Alarmé par les cris et les éclats de voix, Aby lâcha brusquement son pinceau et couru vers l'entrée entre inquiétude et incompréhension. Elle ne s'était jamais fait cambrioler depuis son déménagement et était pourtant certaine d'avoir fermé la porte à clé.
Quelle fût sa surprise lorsqu'elle déboula dans l'entrée, de voir deux grands ados plier de rire sur le sol de sa maison, les jambes encore à l'extérieur de la baraque, complètement avachit par terre en se tordant de rire.

Elle s'adossa au mur et croisa ses bras sur sa petite poitrine, amusé et rassurée par le spectacle plutôt inhabituel qui s'offrait à elle. Bill et Tom se relevaient lentement, s'asseyant par terre sans pour autant arrêter de rire, et se massant les coudes et les genoux qu'elle devinait douloureux après la chute.

- Mais qu'avez-vous fait de mon neveux déprimé et cafardeux ? sourit-elle.

Les deux garçons relevèrent les yeux vers elle et Tom se redressa en riant pour l'embrasser sur la joue.

- Moi aussi j'suis content de te voir tantine !

- Tom !!! aboya-t-elle en lui frappant le haut du crâne. Je t'ai déjà dis de ne pas m'appeler comme ça !

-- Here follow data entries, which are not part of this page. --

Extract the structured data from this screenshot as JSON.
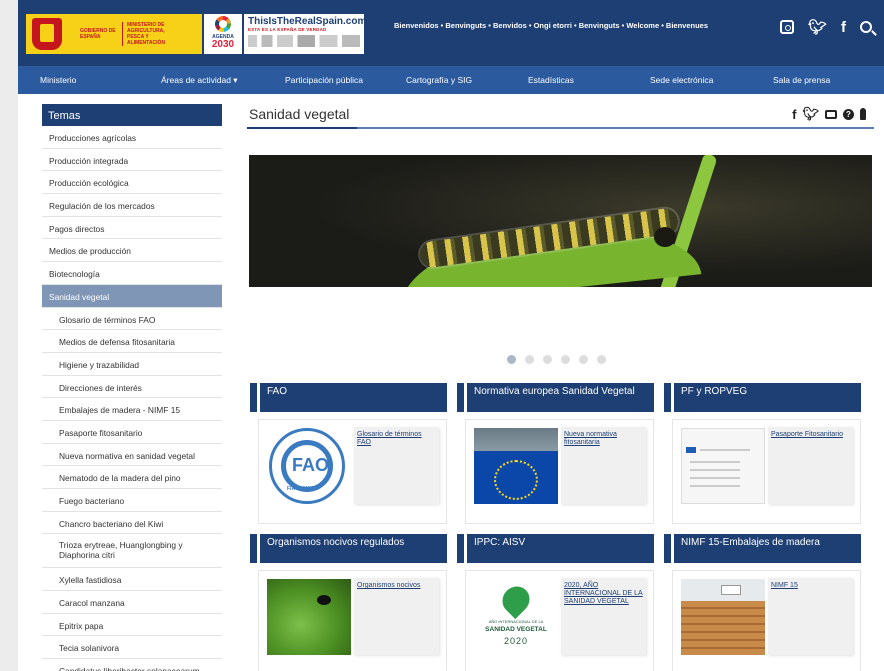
{
  "header": {
    "gov_line1": "GOBIERNO DE ESPAÑA",
    "gov_line2": "MINISTERIO DE AGRICULTURA, PESCA Y ALIMENTACIÓN",
    "agenda_label": "AGENDA",
    "agenda_year": "2030",
    "realspain_title": "ThisIsTheRealSpain.com",
    "realspain_tagline": "ESTA ES LA ESPAÑA DE VERDAD",
    "welcome": "Bienvenidos • Benvinguts • Benvidos • Ongi etorri • Benvinguts • Welcome • Bienvenues",
    "social_icons": [
      "instagram-icon",
      "twitter-icon",
      "facebook-icon",
      "search-icon"
    ]
  },
  "nav": {
    "items": [
      "Ministerio",
      "Áreas de actividad ▾",
      "Participación pública",
      "Cartografía y SIG",
      "Estadísticas",
      "Sede electrónica",
      "Sala de prensa"
    ]
  },
  "sidebar": {
    "heading": "Temas",
    "items": [
      "Producciones agrícolas",
      "Producción integrada",
      "Producción ecológica",
      "Regulación de los mercados",
      "Pagos directos",
      "Medios de producción",
      "Biotecnología"
    ],
    "active": "Sanidad vegetal",
    "subitems": [
      "Glosario de términos FAO",
      "Medios de defensa fitosanitaria",
      "Higiene y trazabilidad",
      "Direcciones de interés",
      "Embalajes de madera - NIMF 15",
      "Pasaporte fitosanitario",
      "Nueva normativa en sanidad vegetal",
      "Nematodo de la madera del pino",
      "Fuego bacteriano",
      "Chancro bacteriano del Kiwi",
      "Trioza erytreae, Huanglongbing y Diaphorina citri",
      "Xylella fastidiosa",
      "Caracol manzana",
      "Epitrix papa",
      "Tecia solanivora",
      "Candidatus liberibacter solanacearum"
    ]
  },
  "main": {
    "title": "Sanidad vegetal",
    "share_icons": [
      "facebook-icon",
      "twitter-icon",
      "print-icon",
      "help-icon",
      "accessibility-icon"
    ],
    "carousel_dots": 6,
    "carousel_active": 1
  },
  "cards": [
    {
      "heading": "FAO",
      "link": "Glosario de términos FAO",
      "thumb_text": "FAO",
      "thumb_sub": "FIAT PANIS"
    },
    {
      "heading": "Normativa europea Sanidad Vegetal",
      "link": "Nueva normativa fitosanitaria"
    },
    {
      "heading": "PF y ROPVEG",
      "link": "Pasaporte Fitosanitario"
    },
    {
      "heading": "Organismos nocivos regulados",
      "link": "Organismos nocivos"
    },
    {
      "heading": "IPPC: AISV",
      "link": "2020, AÑO INTERNACIONAL DE LA SANIDAD VEGETAL",
      "thumb_line1": "AÑO INTERNACIONAL DE LA",
      "thumb_line2": "SANIDAD VEGETAL",
      "thumb_line3": "2020"
    },
    {
      "heading": "NIMF 15-Embalajes de madera",
      "link": "NIMF 15"
    }
  ]
}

Tom pouffa et se retourna vers Bill qui s'était déjà relevé derrière lui.

- Bill j'te présente ma tantitounette d'amour Aby. Aïe !! Il se retourna ensuite vers la dite Aby qui venait de lui calotter le haut du crâne pour la seconde fois. Et Aby j'te présente Bill, un ami à moi, doublé d'un fou allié en voulant à ma peau ! Aïeuuhh !!!

Cette fois c'était Bill qui lui administra une pichenette en se défendant :

- Je t'avais demandé de faire doucement et t'as accélérer! s'exclama-t-il.

Aby rit de plus belle devant le sourire moqueur de son neveu, n'essayant même pas de deviner le coup tordu que celui-ci avait pu faire à l'androgyne pour qu'il soit aussi furieux.

Elle hébergeait Tom depuis maintenant plus de deux mois et connaissait parfaitement le genre d'enfantillage et de connerie qu'il était capable de faire. Elle regarda encore quelques secondes les deux garçons se taquiner dans l'entrée avant de les inviter à rentrer.